The most famous immigrant ancestor of the Lynches was Jeremiah, a great-granduncle. He was an actor with a dramatic life. As an 11-year-old, he was working in a textile mill in Pawcatuck, Connecticut – his poor family having just arrived in the US from County Kerry. Somehow, from that start, he grew up to become an actor on the Vaudeville stage.
Jeremiah took the stage name David Walters and through deep digging in old Playbill magazines, he can be tracked performing in theaters all over the western part of the US from 1909 until his untimely death in 1925. He was a regular in Scranton’s Summer Stock where many shows were developed before moving to New York venues. In advertisements, he’s described as “Scranton’s Favorite Actor”. Jeremiah was never a movie star but he received some nice reviews for his acting on stage. Embarrassingly, some of the shows he performed in, featured actors in blackface.
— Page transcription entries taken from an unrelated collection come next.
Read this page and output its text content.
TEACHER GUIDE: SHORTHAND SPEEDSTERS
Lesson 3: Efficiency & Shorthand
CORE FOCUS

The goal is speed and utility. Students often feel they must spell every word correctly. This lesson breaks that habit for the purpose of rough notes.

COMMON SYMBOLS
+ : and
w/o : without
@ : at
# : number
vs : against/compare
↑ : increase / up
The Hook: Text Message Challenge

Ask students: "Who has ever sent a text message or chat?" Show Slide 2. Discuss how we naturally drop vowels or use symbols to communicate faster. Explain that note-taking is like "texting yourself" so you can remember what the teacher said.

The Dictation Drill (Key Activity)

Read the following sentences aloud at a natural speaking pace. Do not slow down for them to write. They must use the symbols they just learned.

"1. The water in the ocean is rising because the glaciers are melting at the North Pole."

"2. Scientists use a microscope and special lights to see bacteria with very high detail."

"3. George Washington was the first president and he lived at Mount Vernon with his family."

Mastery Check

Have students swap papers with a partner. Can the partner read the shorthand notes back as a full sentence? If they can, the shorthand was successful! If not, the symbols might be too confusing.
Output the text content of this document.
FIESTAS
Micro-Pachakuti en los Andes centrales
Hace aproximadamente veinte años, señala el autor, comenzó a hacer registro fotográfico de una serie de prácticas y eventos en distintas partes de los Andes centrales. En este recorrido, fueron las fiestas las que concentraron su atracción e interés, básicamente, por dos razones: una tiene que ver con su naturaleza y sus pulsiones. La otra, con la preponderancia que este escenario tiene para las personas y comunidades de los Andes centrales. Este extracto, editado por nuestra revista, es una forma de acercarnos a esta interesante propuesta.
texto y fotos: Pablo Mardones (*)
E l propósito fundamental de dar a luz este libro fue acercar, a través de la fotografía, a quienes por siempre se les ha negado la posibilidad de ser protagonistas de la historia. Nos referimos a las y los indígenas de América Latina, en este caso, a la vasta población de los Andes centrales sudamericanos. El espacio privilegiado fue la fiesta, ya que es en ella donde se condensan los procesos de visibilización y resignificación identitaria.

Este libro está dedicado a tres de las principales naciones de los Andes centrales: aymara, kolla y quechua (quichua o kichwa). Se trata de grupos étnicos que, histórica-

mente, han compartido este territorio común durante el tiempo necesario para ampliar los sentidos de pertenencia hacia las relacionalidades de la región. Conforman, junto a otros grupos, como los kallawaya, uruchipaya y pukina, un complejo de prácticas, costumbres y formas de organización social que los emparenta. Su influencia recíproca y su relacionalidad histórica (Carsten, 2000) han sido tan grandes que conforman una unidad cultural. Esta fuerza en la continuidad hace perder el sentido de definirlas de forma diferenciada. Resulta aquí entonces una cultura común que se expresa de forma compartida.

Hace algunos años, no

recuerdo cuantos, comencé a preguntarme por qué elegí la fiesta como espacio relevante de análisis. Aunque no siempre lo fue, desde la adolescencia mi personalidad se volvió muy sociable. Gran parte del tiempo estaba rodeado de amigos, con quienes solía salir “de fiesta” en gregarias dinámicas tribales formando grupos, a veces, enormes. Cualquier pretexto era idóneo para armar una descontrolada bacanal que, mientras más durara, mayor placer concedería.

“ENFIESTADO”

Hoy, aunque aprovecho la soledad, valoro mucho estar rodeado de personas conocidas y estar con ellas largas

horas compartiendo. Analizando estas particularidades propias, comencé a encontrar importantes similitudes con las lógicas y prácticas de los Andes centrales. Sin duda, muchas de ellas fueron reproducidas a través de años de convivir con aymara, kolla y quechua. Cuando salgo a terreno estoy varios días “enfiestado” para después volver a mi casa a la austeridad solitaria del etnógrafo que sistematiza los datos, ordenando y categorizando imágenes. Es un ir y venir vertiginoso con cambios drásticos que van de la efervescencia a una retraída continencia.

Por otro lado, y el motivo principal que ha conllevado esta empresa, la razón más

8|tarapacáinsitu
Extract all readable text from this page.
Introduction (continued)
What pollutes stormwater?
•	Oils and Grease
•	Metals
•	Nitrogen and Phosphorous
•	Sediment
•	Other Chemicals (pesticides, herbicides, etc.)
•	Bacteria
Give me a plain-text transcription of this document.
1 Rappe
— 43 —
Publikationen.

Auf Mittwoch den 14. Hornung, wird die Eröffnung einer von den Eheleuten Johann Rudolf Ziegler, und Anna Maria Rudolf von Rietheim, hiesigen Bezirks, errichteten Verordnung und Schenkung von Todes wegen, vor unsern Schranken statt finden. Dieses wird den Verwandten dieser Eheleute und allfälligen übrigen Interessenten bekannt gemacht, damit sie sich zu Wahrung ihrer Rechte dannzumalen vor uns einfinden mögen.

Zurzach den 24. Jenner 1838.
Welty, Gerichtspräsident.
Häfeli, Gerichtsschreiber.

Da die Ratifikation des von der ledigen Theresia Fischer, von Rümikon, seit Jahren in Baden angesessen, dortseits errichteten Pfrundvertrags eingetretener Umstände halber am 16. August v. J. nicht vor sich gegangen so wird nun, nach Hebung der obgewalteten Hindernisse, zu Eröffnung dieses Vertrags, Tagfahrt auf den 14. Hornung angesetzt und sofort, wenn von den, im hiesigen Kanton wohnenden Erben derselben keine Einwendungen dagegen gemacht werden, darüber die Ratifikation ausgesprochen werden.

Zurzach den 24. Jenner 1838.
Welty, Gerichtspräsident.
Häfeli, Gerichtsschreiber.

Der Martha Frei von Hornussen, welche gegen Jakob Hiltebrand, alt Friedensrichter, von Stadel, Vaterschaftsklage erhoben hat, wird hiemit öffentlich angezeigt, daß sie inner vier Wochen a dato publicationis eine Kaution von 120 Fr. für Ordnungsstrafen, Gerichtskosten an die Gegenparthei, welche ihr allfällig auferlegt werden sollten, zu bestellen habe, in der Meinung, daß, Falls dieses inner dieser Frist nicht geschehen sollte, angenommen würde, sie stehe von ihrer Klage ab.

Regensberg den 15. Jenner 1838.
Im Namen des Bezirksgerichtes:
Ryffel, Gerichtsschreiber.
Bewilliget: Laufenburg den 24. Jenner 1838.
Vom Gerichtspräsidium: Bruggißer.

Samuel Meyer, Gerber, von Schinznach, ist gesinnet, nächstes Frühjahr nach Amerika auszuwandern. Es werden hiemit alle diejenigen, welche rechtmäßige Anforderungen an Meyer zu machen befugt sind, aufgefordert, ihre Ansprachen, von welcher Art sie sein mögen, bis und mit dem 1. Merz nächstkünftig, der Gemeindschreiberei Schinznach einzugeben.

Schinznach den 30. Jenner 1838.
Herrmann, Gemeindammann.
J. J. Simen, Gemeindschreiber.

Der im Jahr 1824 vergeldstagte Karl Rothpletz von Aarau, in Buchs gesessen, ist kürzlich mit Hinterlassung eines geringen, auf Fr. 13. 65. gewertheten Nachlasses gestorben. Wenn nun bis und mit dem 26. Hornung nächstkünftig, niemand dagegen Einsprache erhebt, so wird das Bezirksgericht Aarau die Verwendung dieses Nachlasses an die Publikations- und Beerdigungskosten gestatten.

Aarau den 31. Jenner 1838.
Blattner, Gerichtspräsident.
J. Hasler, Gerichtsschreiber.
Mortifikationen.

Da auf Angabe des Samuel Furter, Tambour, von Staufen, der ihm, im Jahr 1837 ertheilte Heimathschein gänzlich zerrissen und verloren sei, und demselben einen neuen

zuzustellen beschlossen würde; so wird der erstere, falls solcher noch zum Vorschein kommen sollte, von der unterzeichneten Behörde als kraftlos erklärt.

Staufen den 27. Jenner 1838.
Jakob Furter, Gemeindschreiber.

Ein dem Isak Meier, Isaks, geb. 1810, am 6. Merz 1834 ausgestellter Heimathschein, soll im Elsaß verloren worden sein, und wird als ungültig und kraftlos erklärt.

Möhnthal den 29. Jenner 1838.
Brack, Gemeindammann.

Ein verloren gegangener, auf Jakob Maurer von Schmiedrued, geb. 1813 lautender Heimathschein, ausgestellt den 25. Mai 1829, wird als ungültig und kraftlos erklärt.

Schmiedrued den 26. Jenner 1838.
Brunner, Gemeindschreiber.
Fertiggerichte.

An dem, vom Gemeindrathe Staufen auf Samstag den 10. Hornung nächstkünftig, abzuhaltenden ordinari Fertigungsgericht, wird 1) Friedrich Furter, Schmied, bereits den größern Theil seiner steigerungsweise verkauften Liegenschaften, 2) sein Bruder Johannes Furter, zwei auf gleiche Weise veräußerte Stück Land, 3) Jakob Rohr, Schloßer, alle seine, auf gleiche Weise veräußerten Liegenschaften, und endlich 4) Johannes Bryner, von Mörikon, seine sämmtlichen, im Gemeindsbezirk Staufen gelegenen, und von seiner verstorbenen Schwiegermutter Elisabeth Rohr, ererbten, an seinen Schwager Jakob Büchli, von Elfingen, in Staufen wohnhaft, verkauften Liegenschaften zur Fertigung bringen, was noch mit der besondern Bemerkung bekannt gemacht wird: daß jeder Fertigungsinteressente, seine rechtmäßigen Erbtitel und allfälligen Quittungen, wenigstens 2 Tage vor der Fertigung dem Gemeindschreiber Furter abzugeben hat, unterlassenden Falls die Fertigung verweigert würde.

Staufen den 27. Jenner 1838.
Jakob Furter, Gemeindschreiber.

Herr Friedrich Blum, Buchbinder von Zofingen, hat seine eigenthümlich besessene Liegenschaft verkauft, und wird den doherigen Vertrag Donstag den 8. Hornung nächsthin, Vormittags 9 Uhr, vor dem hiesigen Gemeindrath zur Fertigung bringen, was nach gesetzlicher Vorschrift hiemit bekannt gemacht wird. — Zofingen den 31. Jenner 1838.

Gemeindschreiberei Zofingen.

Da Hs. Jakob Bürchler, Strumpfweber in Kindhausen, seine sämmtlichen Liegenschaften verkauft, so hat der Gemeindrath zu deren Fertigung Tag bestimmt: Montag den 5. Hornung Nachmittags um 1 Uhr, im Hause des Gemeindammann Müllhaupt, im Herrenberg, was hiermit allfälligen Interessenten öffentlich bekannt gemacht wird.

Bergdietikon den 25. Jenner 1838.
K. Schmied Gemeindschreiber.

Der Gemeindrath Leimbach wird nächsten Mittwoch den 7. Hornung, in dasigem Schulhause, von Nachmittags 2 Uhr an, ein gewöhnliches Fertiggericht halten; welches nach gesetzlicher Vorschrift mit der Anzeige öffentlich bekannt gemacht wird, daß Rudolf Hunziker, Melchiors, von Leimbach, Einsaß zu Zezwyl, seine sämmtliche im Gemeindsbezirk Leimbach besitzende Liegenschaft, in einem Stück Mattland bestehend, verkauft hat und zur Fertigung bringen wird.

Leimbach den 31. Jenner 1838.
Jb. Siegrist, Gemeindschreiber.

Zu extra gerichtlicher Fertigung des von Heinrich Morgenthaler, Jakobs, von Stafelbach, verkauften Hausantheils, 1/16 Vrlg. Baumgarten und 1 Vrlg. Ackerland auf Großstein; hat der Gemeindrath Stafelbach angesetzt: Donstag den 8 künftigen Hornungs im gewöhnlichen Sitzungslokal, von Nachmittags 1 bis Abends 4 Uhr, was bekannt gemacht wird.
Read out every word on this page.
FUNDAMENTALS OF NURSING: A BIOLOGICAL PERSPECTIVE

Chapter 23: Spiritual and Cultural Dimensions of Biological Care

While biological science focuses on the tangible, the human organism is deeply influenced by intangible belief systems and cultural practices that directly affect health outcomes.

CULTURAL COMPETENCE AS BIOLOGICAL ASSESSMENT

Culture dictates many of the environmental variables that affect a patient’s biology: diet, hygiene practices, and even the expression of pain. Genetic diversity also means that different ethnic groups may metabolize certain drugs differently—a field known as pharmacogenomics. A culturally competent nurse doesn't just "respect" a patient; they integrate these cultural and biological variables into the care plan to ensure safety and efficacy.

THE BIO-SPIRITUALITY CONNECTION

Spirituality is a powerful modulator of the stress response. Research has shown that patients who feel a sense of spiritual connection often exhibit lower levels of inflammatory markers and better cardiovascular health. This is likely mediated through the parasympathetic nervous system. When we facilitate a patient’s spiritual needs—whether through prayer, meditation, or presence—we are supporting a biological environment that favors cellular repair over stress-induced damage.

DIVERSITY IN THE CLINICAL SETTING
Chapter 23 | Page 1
Home addresses for the actor are nearly impossible to find. He eluded almost every census and city directory. Only in 1910 is he listed as existing – living in Norwich with his mother. I don’t believe he was there. (The house is gone now.) Even his death certificate had no home address and listed only the office of the actors’ union in New York. Finding the photo of him was a result of exhaustive digging – practically a miracle. He certainly looked like my grandfather – who, I learned from his obituary, was a pallbearer at the actor’s funeral. It was there that he witnessed the revelation of a remarkable secret – that Jeremiah Lynch had two families at the same time and that they only learned of each other at his death.
Jeremiah Patrick Lynch was 51 when he died in New York’s Bellevue Hospital. He was buried alone in his parents’ plot. The show was over.